Our review of the Rule 11 hearing confirms that Martinez Molina's guilty plea was knowing and voluntary and that his appeal waiver is valid. The district court substantially complied with the requirements of Rule 11, ensuring that Martinez Molina was competent to plead guilty and was pleading guilty knowingly and voluntarily. Moreover, the court fully reviewed the appellate waiver at the Rule 11 hearing, and Martinez Molina averred that he understood and agreed to the waiver. In addition, the issue that Martinez Molina seeks to raise on appeal falls squarely within the scope of the valid waiver. We therefore grant the Government's motion to dismiss in part and dismiss all issues that fall within the scope of the waiver.

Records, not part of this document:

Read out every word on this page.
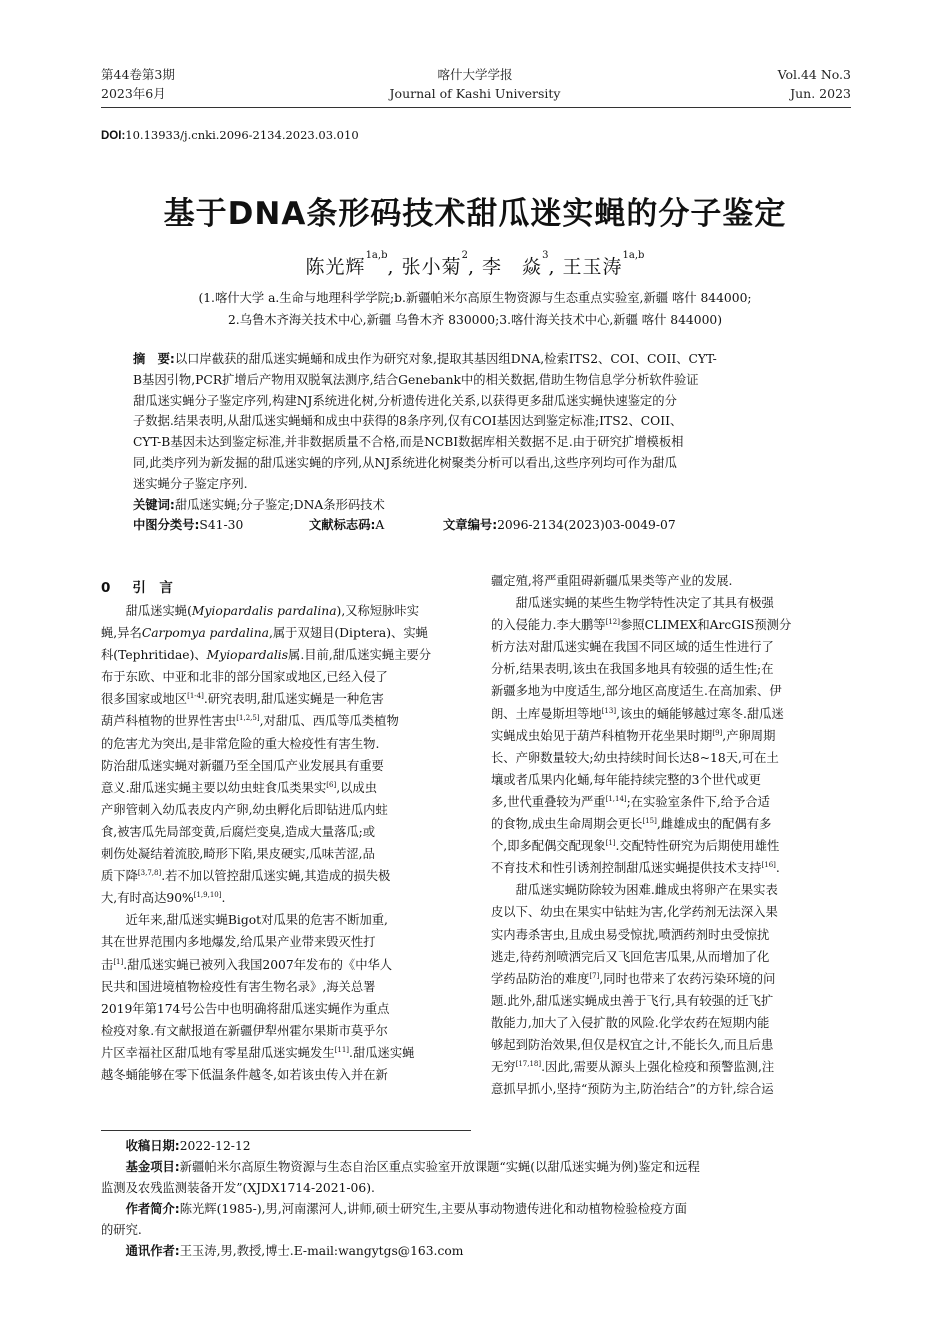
第44卷第3期
2023年6月
喀什大学学报
Journal of Kashi University
Vol.44 No.3
Jun. 2023
DOI:10.13933/j.cnki.2096-2134.2023.03.010
基于DNA条形码技术甜瓜迷实蝇的分子鉴定
陈光辉$^{1a,b}$, 张小菊$^2$, 李　焱$^3$, 王玉涛$^{1a,b}$
(1.喀什大学 a.生命与地理科学学院;b.新疆帕米尔高原生物资源与生态重点实验室,新疆 喀什 844000;
2.乌鲁木齐海关技术中心,新疆 乌鲁木齐 830000;3.喀什海关技术中心,新疆 喀什 844000)
摘　要:以口岸截获的甜瓜迷实蝇蛹和成虫作为研究对象,提取其基因组DNA,检索ITS2、COI、COII、CYT-
B基因引物,PCR扩增后产物用双脱氧法测序,结合Genebank中的相关数据,借助生物信息学分析软件验证
甜瓜迷实蝇分子鉴定序列,构建NJ系统进化树,分析遗传进化关系,以获得更多甜瓜迷实蝇快速鉴定的分
子数据.结果表明,从甜瓜迷实蝇蛹和成虫中获得的8条序列,仅有COI基因达到鉴定标准;ITS2、COII、
CYT-B基因未达到鉴定标准,并非数据质量不合格,而是NCBI数据库相关数据不足.由于研究扩增模板相
同,此类序列为新发掘的甜瓜迷实蝇的序列,从NJ系统进化树聚类分析可以看出,这些序列均可作为甜瓜
迷实蝇分子鉴定序列.
关键词:甜瓜迷实蝇;分子鉴定;DNA条形码技术
中图分类号:S41-30	文献标志码:A	文章编号:2096-2134(2023)03-0049-07
0 引　言
甜瓜迷实蝇(Myiopardalis pardalina),又称短脉咔实
蝇,异名Carpomya pardalina,属于双翅目(Diptera)、实蝇
科(Tephritidae)、Myiopardalis属.目前,甜瓜迷实蝇主要分
布于东欧、中亚和北非的部分国家或地区,已经入侵了
很多国家或地区[1-4].研究表明,甜瓜迷实蝇是一种危害
葫芦科植物的世界性害虫[1,2,5],对甜瓜、西瓜等瓜类植物
的危害尤为突出,是非常危险的重大检疫性有害生物.
防治甜瓜迷实蝇对新疆乃至全国瓜产业发展具有重要
意义.甜瓜迷实蝇主要以幼虫蛀食瓜类果实[6],以成虫
产卵管刺入幼瓜表皮内产卵,幼虫孵化后即钻进瓜内蛀
食,被害瓜先局部变黄,后腐烂变臭,造成大量落瓜;或
刺伤处凝结着流胶,畸形下陷,果皮硬实,瓜味苦涩,品
质下降[3,7,8].若不加以管控甜瓜迷实蝇,其造成的损失极
大,有时高达90%[1,9,10].
近年来,甜瓜迷实蝇Bigot对瓜果的危害不断加重,
其在世界范围内多地爆发,给瓜果产业带来毁灭性打
击[1].甜瓜迷实蝇已被列入我国2007年发布的《中华人
民共和国进境植物检疫性有害生物名录》,海关总署
2019年第174号公告中也明确将甜瓜迷实蝇作为重点
检疫对象.有文献报道在新疆伊犁州霍尔果斯市莫乎尔
片区幸福社区甜瓜地有零星甜瓜迷实蝇发生[11].甜瓜迷实蝇
越冬蛹能够在零下低温条件越冬,如若该虫传入并在新
疆定殖,将严重阻碍新疆瓜果类等产业的发展.
甜瓜迷实蝇的某些生物学特性决定了其具有极强
的入侵能力.李大鹏等[12]参照CLIMEX和ArcGIS预测分
析方法对甜瓜迷实蝇在我国不同区域的适生性进行了
分析,结果表明,该虫在我国多地具有较强的适生性;在
新疆多地为中度适生,部分地区高度适生.在高加索、伊
朗、土库曼斯坦等地[13],该虫的蛹能够越过寒冬.甜瓜迷
实蝇成虫始见于葫芦科植物开花坐果时期[9],产卵周期
长、产卵数量较大;幼虫持续时间长达8~18天,可在土
壤或者瓜果内化蛹,每年能持续完整的3个世代或更
多,世代重叠较为严重[1,14];在实验室条件下,给予合适
的食物,成虫生命周期会更长[15],雌雄成虫的配偶有多
个,即多配偶交配现象[1].交配特性研究为后期使用雄性
不育技术和性引诱剂控制甜瓜迷实蝇提供技术支持[16].
甜瓜迷实蝇防除较为困难.雌成虫将卵产在果实表
皮以下、幼虫在果实中钻蛀为害,化学药剂无法深入果
实内毒杀害虫,且成虫易受惊扰,喷洒药剂时虫受惊扰
逃走,待药剂喷洒完后又飞回危害瓜果,从而增加了化
学药品防治的难度[7],同时也带来了农药污染环境的问
题.此外,甜瓜迷实蝇成虫善于飞行,具有较强的迁飞扩
散能力,加大了入侵扩散的风险.化学农药在短期内能
够起到防治效果,但仅是权宜之计,不能长久,而且后患
无穷[17,18].因此,需要从源头上强化检疫和预警监测,注
意抓早抓小,坚持“预防为主,防治结合”的方针,综合运
收稿日期:2022-12-12
基金项目:新疆帕米尔高原生物资源与生态自治区重点实验室开放课题“实蝇(以甜瓜迷实蝇为例)鉴定和远程
监测及农残监测装备开发”(XJDX1714-2021-06).
作者简介:陈光辉(1985-),男,河南漯河人,讲师,硕士研究生,主要从事动物遗传进化和动植物检验检疫方面
的研究.
通讯作者:王玉涛,男,教授,博士.E-mail:wangytgs@163.com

However, Martinez Molina's criminal judgment listed 13 standard conditions of supervised release that the district court did not orally pronounce or incorporate by reference to the conditions listed in the presentence report (PSR), any standing order, or the Sentencing Guidelines. Further, when announcing the one special condition of supervised release at the sentencing hearing, the district court did not mention that the condition required Martinez Molina to surrender to Immigration and Customs Enforcement within 72 hours of being placed on supervised release.

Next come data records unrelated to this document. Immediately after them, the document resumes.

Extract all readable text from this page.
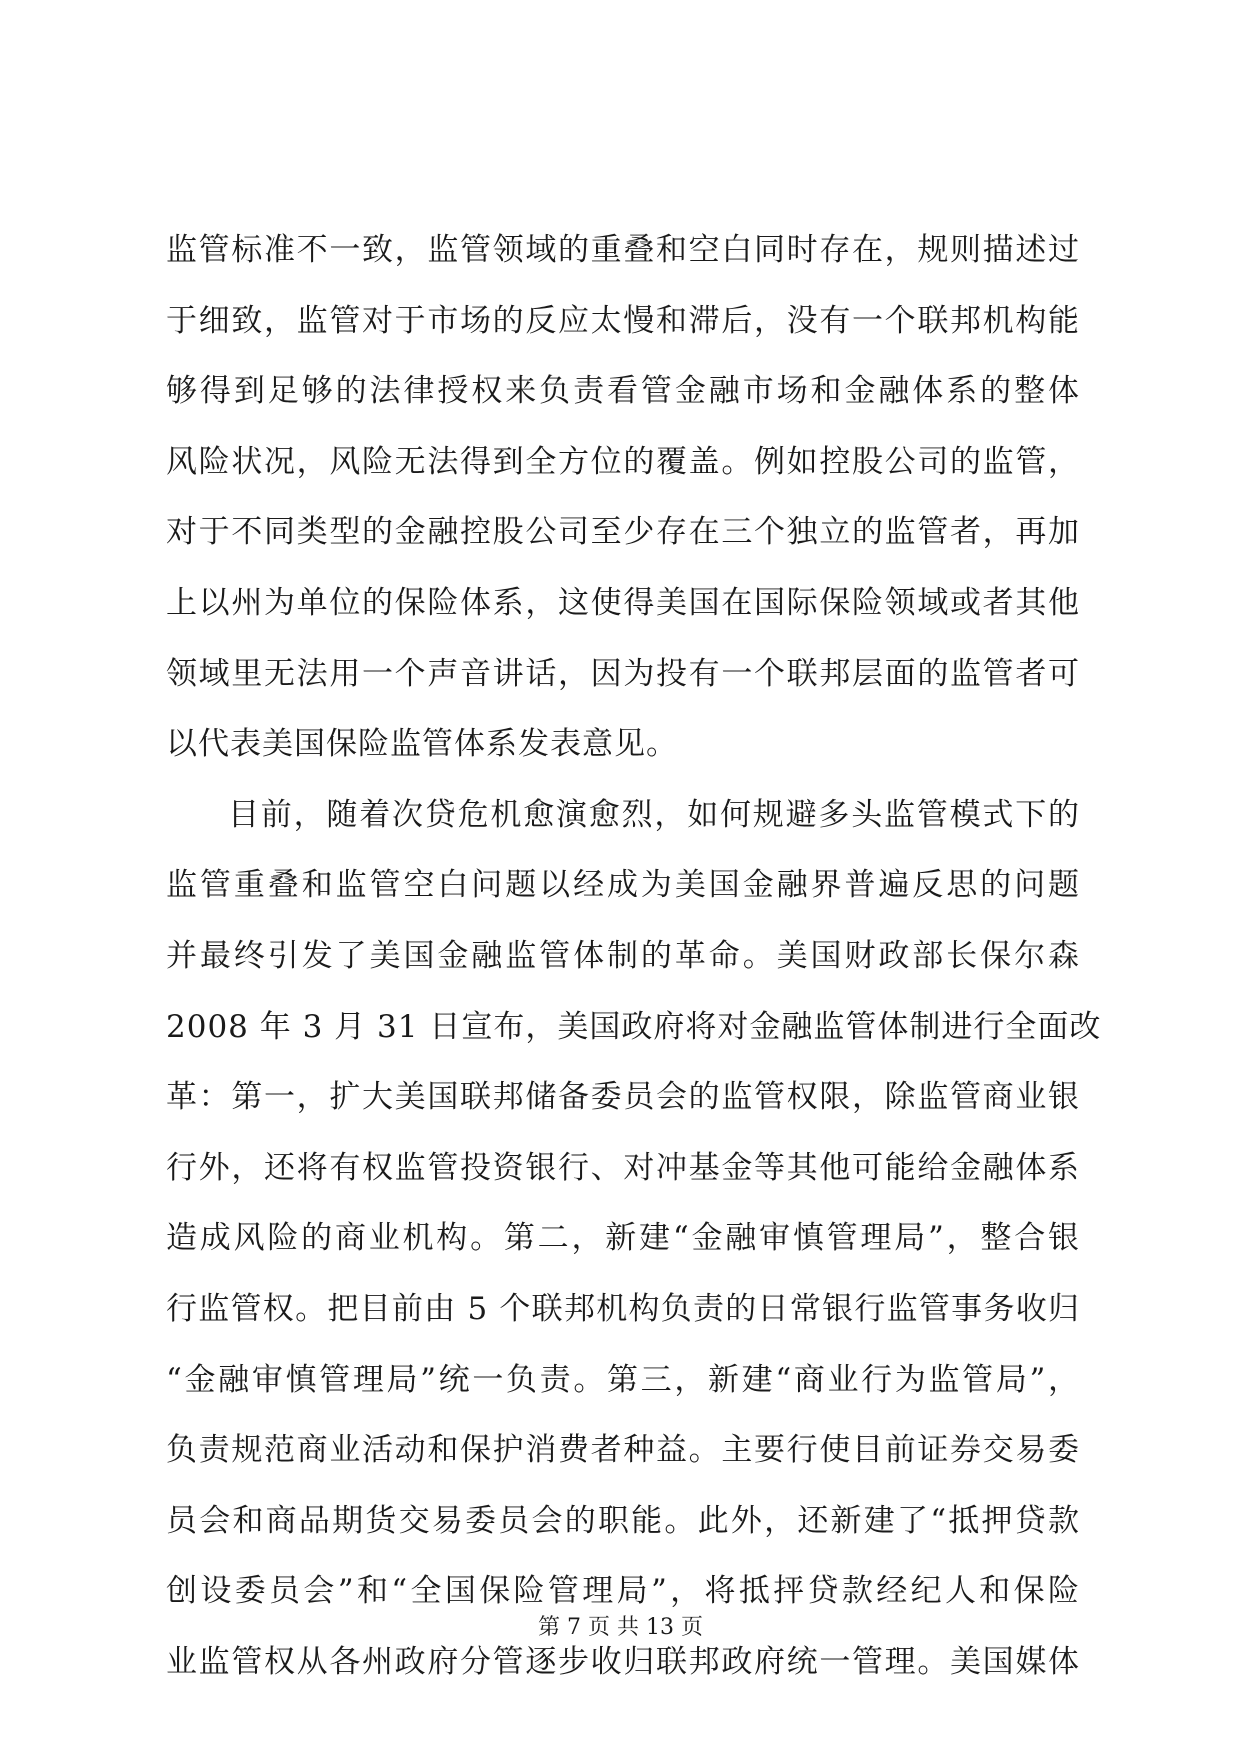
监管标准不一致，监管领域的重叠和空白同时存在，规则描述过
于细致，监管对于市场的反应太慢和滞后，没有一个联邦机构能
够得到足够的法律授权来负责看管金融市场和金融体系的整体
风险状况，风险无法得到全方位的覆盖。例如控股公司的监管，
对于不同类型的金融控股公司至少存在三个独立的监管者，再加
上以州为单位的保险体系，这使得美国在国际保险领域或者其他
领域里无法用一个声音讲话，因为投有一个联邦层面的监管者可
以代表美国保险监管体系发表意见。
目前，随着次贷危机愈演愈烈，如何规避多头监管模式下的
监管重叠和监管空白问题以经成为美国金融界普遍反思的问题
并最终引发了美国金融监管体制的革命。美国财政部长保尔森
2008 年 3 月 31 日宣布，美国政府将对金融监管体制进行全面改
革：第一，扩大美国联邦储备委员会的监管权限，除监管商业银
行外，还将有权监管投资银行、对冲基金等其他可能给金融体系
造成风险的商业机构。第二，新建“金融审慎管理局”，整合银
行监管权。把目前由 5 个联邦机构负责的日常银行监管事务收归
“金融审慎管理局”统一负责。第三，新建“商业行为监管局”，
负责规范商业活动和保护消费者种益。主要行使目前证券交易委
员会和商品期货交易委员会的职能。此外，还新建了“抵押贷款
创设委员会”和“全国保险管理局”，将抵抨贷款经纪人和保险
业监管权从各州政府分管逐步收归联邦政府统一管理。美国媒体
第 7 页 共 13 页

A district court must announce all nonmandatory conditions of supervised release at the sentencing hearing. United States v. Rogers, 961 F.3d 291, 296-99 (4th Cir. 2020). This "requirement . . . gives defendants a chance to object to conditions that are not tailored to their individual circumstances and ensures that they will be imposed only after consideration of the factors set out in [18 U.S.C.] § 3583(d)." Id. at 300. In United States v. Singletary, we explained that a challenge to discretionary supervised release terms that were not orally pronounced at sentencing falls outside the scope of an appeal waiver because "the heart of a Rogers claim is that discretionary conditions appearing for the first time in a written judgment . . . have not been imposed on the defendant." 984 F.3d 341, 345 (4th Cir. 2021) (internal quotation marks omitted). In situations such as Martinez Molina's, where the district court fails to announce or otherwise incorporate the discretionary conditions of supervised release, the appropriate remedy is to vacate the entire sentence and remand for a full resentencing hearing. See id. at 346 &n.4. Therefore, we vacate Martinez Molina's sentence and remand for resentencing.

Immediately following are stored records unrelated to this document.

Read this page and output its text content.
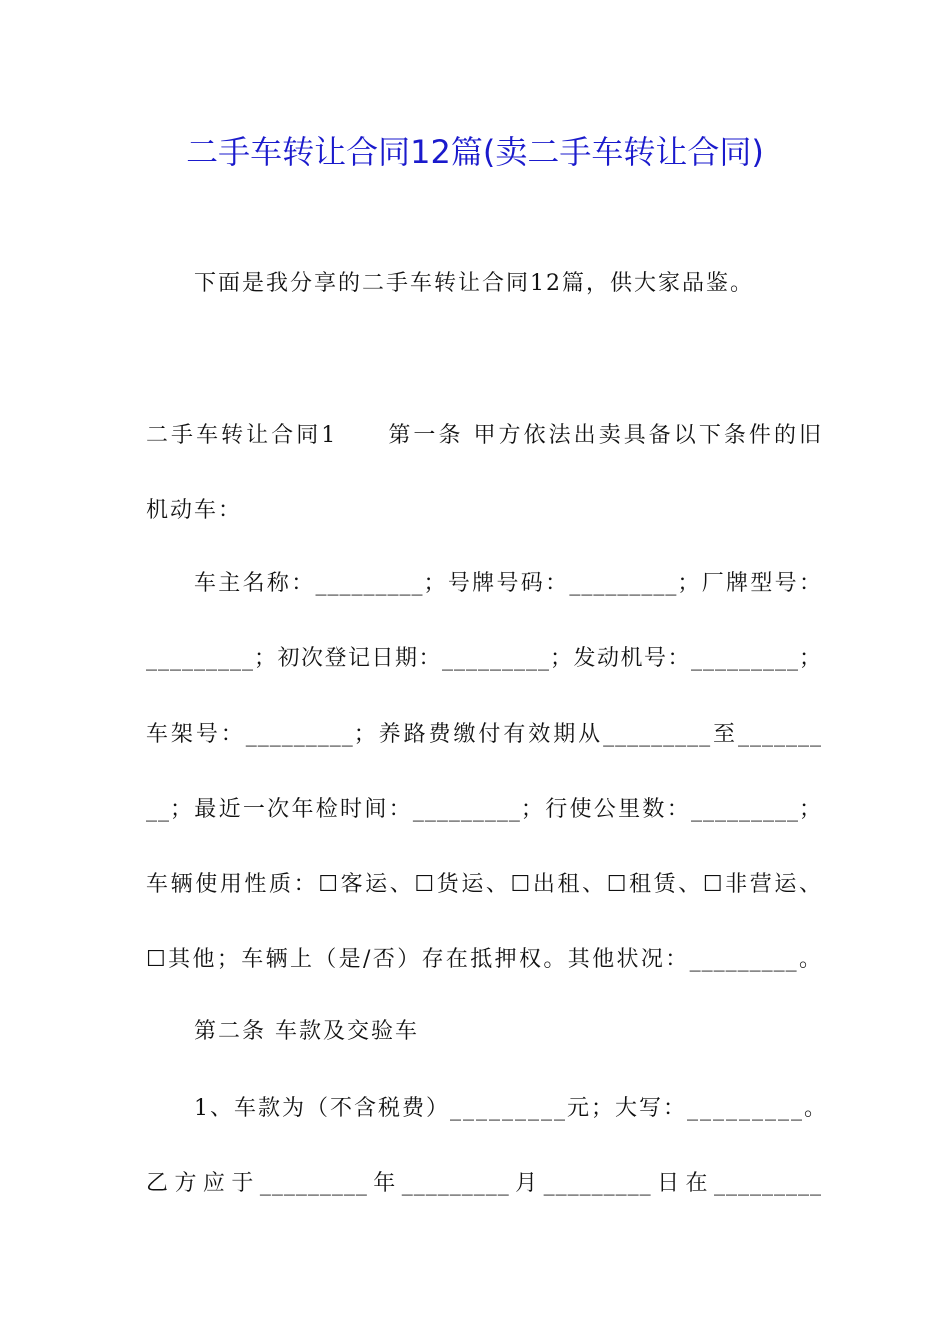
二手车转让合同12篇(卖二手车转让合同)
下面是我分享的二手车转让合同12篇，供大家品鉴。
二手车转让合同1　　第一条 甲方依法出卖具备以下条件的旧
机动车：
车主名称：_________；号牌号码：_________；厂牌型号：
_________；初次登记日期：_________；发动机号：_________；
车架号：_________；养路费缴付有效期从_________至_______
__；最近一次年检时间：_________；行使公里数：_________；
车辆使用性质：☐客运、☐货运、☐出租、☐租赁、☐非营运、
☐其他；车辆上（是/否）存在抵押权。其他状况：_________。
第二条 车款及交验车
1、车款为（不含税费）_________元；大写：_________。
乙方应于_________年_________月_________日在_________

In accordance with Anders, we have reviewed the entire record in this case and have found no other meritorious grounds for appeal. We thus affirm Martinez Molina's convictions and dismiss the appeal as to any issues falling within the scope of the appeal waiver, but vacate his sentence and remand for resentencing. This court requires that counsel inform Martinez Molina, in writing, of the right to petition the Supreme Court of the United States for further review. If Martinez Molina requests that a petition be filed, but counsel believes that such a petition would be frivolous, then counsel may move in this court for leave to withdraw from representation. Counsel's motion must state that a copy thereof was served on Martinez Molina.
We dispense with oral argument because the facts and legal contentions are adequately presented in the materials before this court and argument would not aid the decisional process.
DISMISSED IN PART, AFFIRMED IN PART, VACATED IN PART, AND REMANDED.